= Dan Wakeford =

English-born American journalist and former editor-in-chief of the Messenger

Dan Wakeford (born March 3, 1975) is an English-born American Journalist. He is the former editor-in-chief of The Messenger, People magazine and editorial director of Entertainment Weekly from 2019 to 2022. Prior, he was editor-in-chief of In Touch Weekly and Life & Style Weekly.

==Early life and education==
Wakeford grew up in a small village in Hampshire, UK with his twin brother and younger brother. He graduated from Leicester University in 1996 with a B.A. in American Studies.

==News career==
Wakeford started his career in journalism working at News UK and then onto become news editor of Heat magazine. In 2002 he moved to America where he worked at In Touch Weekly and Life & Style Weekly eventually becoming the editor-in-chief of both titles.

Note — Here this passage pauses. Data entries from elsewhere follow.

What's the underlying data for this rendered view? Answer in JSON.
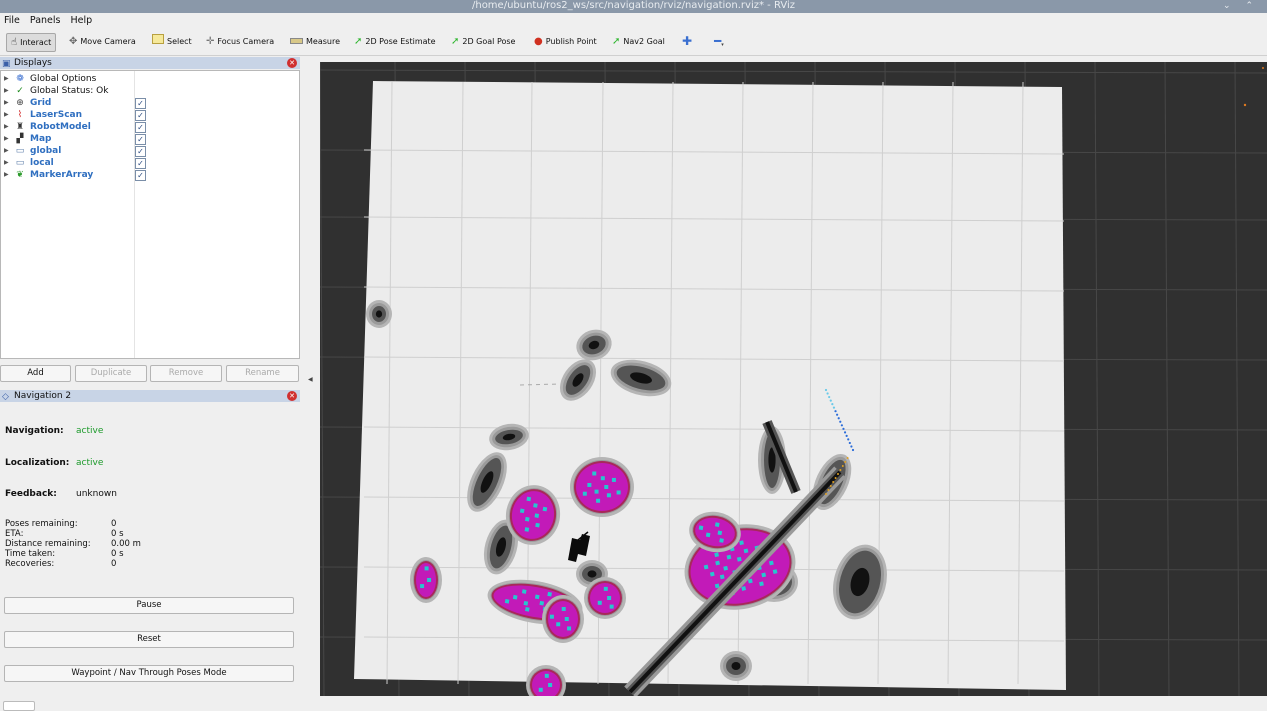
{
  "window": {
    "title": "/home/ubuntu/ros2_ws/src/navigation/rviz/navigation.rviz* - RViz",
    "controls": "⌄ ⌃"
  },
  "menu": {
    "items": [
      "File",
      "Panels",
      "Help"
    ]
  },
  "toolbar": {
    "tools": [
      {
        "label": "Interact",
        "icon": "cursor-icon"
      },
      {
        "label": "Move Camera",
        "icon": "move-camera-icon"
      },
      {
        "label": "Select",
        "icon": "select-icon"
      },
      {
        "label": "Focus Camera",
        "icon": "focus-camera-icon"
      },
      {
        "label": "Measure",
        "icon": "ruler-icon"
      },
      {
        "label": "2D Pose Estimate",
        "icon": "green-arrow-icon"
      },
      {
        "label": "2D Goal Pose",
        "icon": "green-arrow-icon"
      },
      {
        "label": "Publish Point",
        "icon": "map-pin-icon"
      },
      {
        "label": "Nav2 Goal",
        "icon": "green-arrow-icon"
      }
    ],
    "add_tool_icon": "plus-icon",
    "remove_tool_icon": "minus-icon"
  },
  "displays_panel": {
    "title": "Displays",
    "items": [
      {
        "label": "Global Options",
        "icon": "gear-icon",
        "checkable": false
      },
      {
        "label": "Global Status: Ok",
        "icon": "checkmark-icon",
        "checkable": false
      },
      {
        "label": "Grid",
        "icon": "grid-icon",
        "checkable": true,
        "checked": true
      },
      {
        "label": "LaserScan",
        "icon": "laserscan-icon",
        "checkable": true,
        "checked": true
      },
      {
        "label": "RobotModel",
        "icon": "robot-icon",
        "checkable": true,
        "checked": true
      },
      {
        "label": "Map",
        "icon": "map-icon",
        "checkable": true,
        "checked": true
      },
      {
        "label": "global",
        "icon": "folder-icon",
        "checkable": true,
        "checked": true
      },
      {
        "label": "local",
        "icon": "folder-icon",
        "checkable": true,
        "checked": true
      },
      {
        "label": "MarkerArray",
        "icon": "marker-icon",
        "checkable": true,
        "checked": true
      }
    ],
    "buttons": {
      "add": "Add",
      "duplicate": "Duplicate",
      "remove": "Remove",
      "rename": "Rename"
    }
  },
  "nav2_panel": {
    "title": "Navigation 2",
    "navigation_label": "Navigation:",
    "navigation_value": "active",
    "localization_label": "Localization:",
    "localization_value": "active",
    "feedback_label": "Feedback:",
    "feedback_value": "unknown",
    "stats": [
      {
        "label": "Poses remaining:",
        "value": "0"
      },
      {
        "label": "ETA:",
        "value": "0 s"
      },
      {
        "label": "Distance remaining:",
        "value": "0.00 m"
      },
      {
        "label": "Time taken:",
        "value": "0 s"
      },
      {
        "label": "Recoveries:",
        "value": "0"
      }
    ],
    "pause_label": "Pause",
    "reset_label": "Reset",
    "waypoint_label": "Waypoint / Nav Through Poses Mode"
  },
  "colors": {
    "viewport_bg": "#303030",
    "map_free": "#ececec",
    "obstacle": "#111111",
    "inflation_dark": "#555555",
    "inflation_light": "#9a9a9a",
    "costmap_magenta": "#c21ab8",
    "costmap_cyan": "#27c6cf",
    "costmap_rim": "#a8285a",
    "status_active": "#1c9a2a",
    "display_label_blue": "#2f6fc0"
  }
}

In 2013, Wakeford was called upon to defend his magazine company in court after Tom Cruise accused the owners of the company of racism.

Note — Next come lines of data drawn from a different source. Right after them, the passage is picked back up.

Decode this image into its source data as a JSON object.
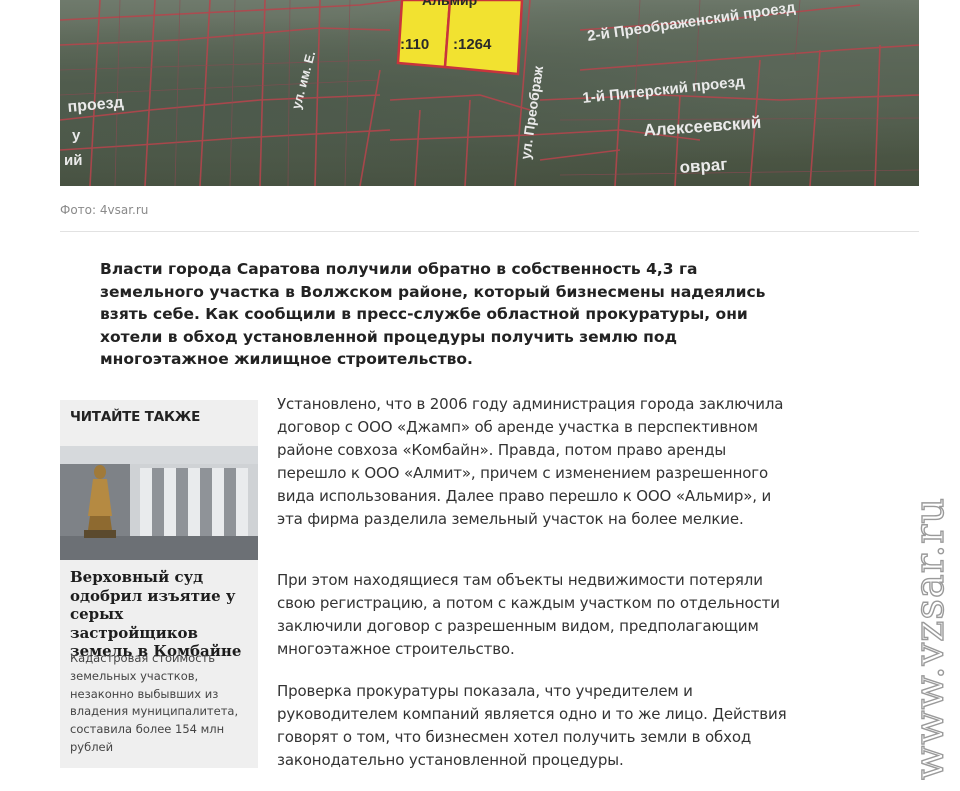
{
  "hero": {
    "map_labels": {
      "preobr_2": "2-й Преображенский проезд",
      "piter_1": "1-й Питерский проезд",
      "alekseevsky": "Алексеевский",
      "ovrag": "овраг",
      "ul_preobr": "ул. Преображ",
      "proezd": "проезд",
      "almir": "Альмир",
      "plot_110": ":110",
      "plot_1264": ":1264",
      "ul_im": "ул. им. Е.",
      "y": "у",
      "iy": "ий"
    }
  },
  "caption": "Фото: 4vsar.ru",
  "lead": "Власти города Саратова получили обратно в собственность 4,3 га земельного участка в Волжском районе, который бизнесмены надеялись взять себе. Как сообщили в пресс-службе областной прокуратуры, они хотели в обход установленной процедуры получить землю под многоэтажное жилищное строительство.",
  "read_also": {
    "heading": "ЧИТАЙТЕ ТАКЖЕ",
    "title": "Верховный суд одобрил изъятие у серых застройщиков земель в Комбайне",
    "description": "Кадастровая стоимость земельных участков, незаконно выбывших из владения муниципалитета, составила более 154 млн рублей"
  },
  "paragraphs": [
    "Установлено, что в 2006 году администрация города заключила договор с ООО «Джамп» об аренде участка в перспективном районе совхоза «Комбайн». Правда, потом право аренды перешло к ООО «Алмит», причем с изменением разрешенного вида использования. Далее право перешло к ООО «Альмир», и эта фирма разделила земельный участок на более мелкие.",
    "При этом находящиеся там объекты недвижимости потеряли свою регистрацию, а потом с каждым участком по отдельности заключили договор с разрешенным видом, предполагающим многоэтажное строительство.",
    "Проверка прокуратуры показала, что учредителем и руководителем компаний является одно и то же лицо. Действия говорят о том, что бизнесмен хотел получить земли в обход законодательно установленной процедуры."
  ],
  "watermark": "www.vzsar.ru",
  "colors": {
    "plot_yellow": "#f2e230",
    "boundary_red": "#c8343c",
    "card_bg": "#efefef",
    "caption_gray": "#8a8a8a"
  }
}
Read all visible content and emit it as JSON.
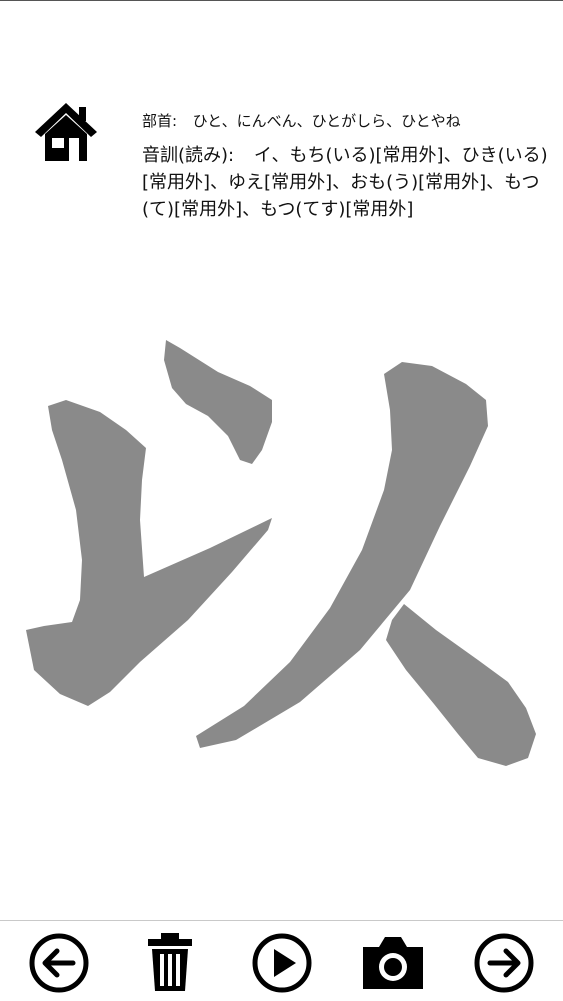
{
  "info": {
    "radical_label": "部首:",
    "radical_value": "ひと、にんべん、ひとがしら、ひとやね",
    "reading_label": "音訓(読み):",
    "reading_value": "イ、もち(いる)[常用外]、ひき(いる)[常用外]、ゆえ[常用外]、おも(う)[常用外]、もつ(て)[常用外]、もつ(てす)[常用外]"
  },
  "kanji": {
    "character": "以",
    "fill_color": "#8a8a8a"
  },
  "icons": {
    "home": "home-icon",
    "back": "arrow-left-circle-icon",
    "delete": "trash-icon",
    "play": "play-circle-icon",
    "camera": "camera-icon",
    "next": "arrow-right-circle-icon"
  }
}
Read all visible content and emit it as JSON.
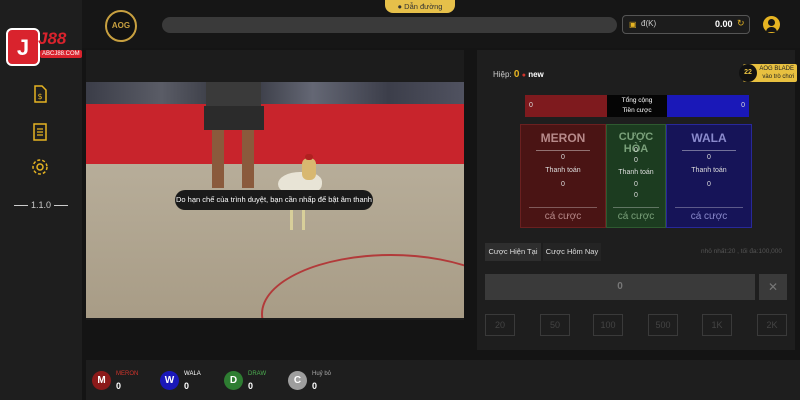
{
  "sidebar": {
    "logo_badge": "J",
    "logo_text": "J88",
    "logo_sub": "ABCJ88.COM",
    "version": "1.1.0"
  },
  "topbar": {
    "game_logo": "AOG",
    "guide_label": "Dẫn đường",
    "wallet_unit": "đ(K)",
    "balance": "0.00"
  },
  "video": {
    "sound_notice": "Do hạn chế của trình duyệt, bạn cần nhấp để bật âm thanh"
  },
  "betting": {
    "round_label": "Hiệp:",
    "round_number": "0",
    "round_status": "new",
    "blade_brand": "AOG BLADE",
    "blade_sub": "vào trò chơi",
    "totals": {
      "meron_total": "0",
      "title_line1": "Tổng cộng",
      "title_line2": "Tiền cược",
      "wala_total": "0"
    },
    "sides": [
      {
        "name": "MERON",
        "lines": [
          "0",
          "Thanh toán",
          "0"
        ],
        "button": "cá cược"
      },
      {
        "name": "CƯỢC HÒA",
        "lines": [
          "0",
          "0",
          "Thanh toán",
          "0",
          "0"
        ],
        "button": "cá cược"
      },
      {
        "name": "WALA",
        "lines": [
          "0",
          "Thanh toán",
          "0"
        ],
        "button": "cá cược"
      }
    ],
    "tabs": [
      "Cược Hiện Tại",
      "Cược Hôm Nay"
    ],
    "limits": "nhỏ nhất:20 , tối đa:100,000",
    "amount": "0",
    "clear": "✕",
    "chips": [
      "20",
      "50",
      "100",
      "500",
      "1K",
      "2K"
    ]
  },
  "stats": [
    {
      "letter": "M",
      "label": "MERON",
      "value": "0",
      "color": "#8b1a1a",
      "label_color": "#d0342c"
    },
    {
      "letter": "W",
      "label": "WALA",
      "value": "0",
      "color": "#1a18b8",
      "label_color": "#ffffff"
    },
    {
      "letter": "D",
      "label": "DRAW",
      "value": "0",
      "color": "#2e7d32",
      "label_color": "#4caf50"
    },
    {
      "letter": "C",
      "label": "Huỷ bỏ",
      "value": "0",
      "color": "#9e9e9e",
      "label_color": "#aaaaaa"
    }
  ]
}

In 2015, Wakeford became a deputy editor at People magazine. In 2019, he was promoted to editor-in-chief. At People Wakeford created and executive produced the crime documentary series People Magazine Investigates on ID and Discovery+ and two prime time four-hour documentaries on the royals for ABC: The Story of Diana and The Story of The Royals. Wakeford regularly appeared on camera for People Magazine Investigates and many other television shows including Dateline, the Today Show, GMA, the Kelly Clarkson Show, the Drew Barrymore Show and CNN.

During his tenure at People he pushed the brand into podcasts, video and new social platforms and grew the digital footprint to 76 million unique visitors and the whole brand footprint to 88 million consumers a month.

Wakeford broke exclusive news stories during his time at People, including interviews with Linda Evangelista about her cosmetic procedure lawsuit, Vanessa Bryant in her only interview after death of her husband Kobe and daughter Gigi, and the world exclusive first look at Friends: The Reunion. He oversaw interviews with notable figures, including Prince William on his Earthshot initiative, President Joe Biden and First Lady Jill Biden's first interview post-inauguration and George Clooney on his humanitarian work.

During his time at People magazine, Wakeford launched programs to encourage COVID vaccinations, and celebrate Companies That Care. He instituted the brand's first-ever issue on LGBTQ+ Pride. Under his stewardship, People magazine won the 2021 Folio Eddie and Ozzie Award for the best Consumer, Lifestyle magazine issue, the 2021 GLAADD Award for Outstanding Magazine Overall Coverage, and Adweek's 2020 Hot List, celebrating the best in TV, Publishing, Digital and Brands, and the Didi Hirsch Mental Health Services 2020 Erasing The Stigma Award for the mental health initiative Let’s Talk About It.

He was editor-in-chief of The Messenger, which opened in May 2023 and folded in January 2024.

==Personal life==
In May 2018, Wakeford married Canadian actor and pastry chef Lucas Baker. . The happy couple now reside in Bellport, NY with their two cats, Mikey and Gus, and their black and white French Bulldog, Misty Moo.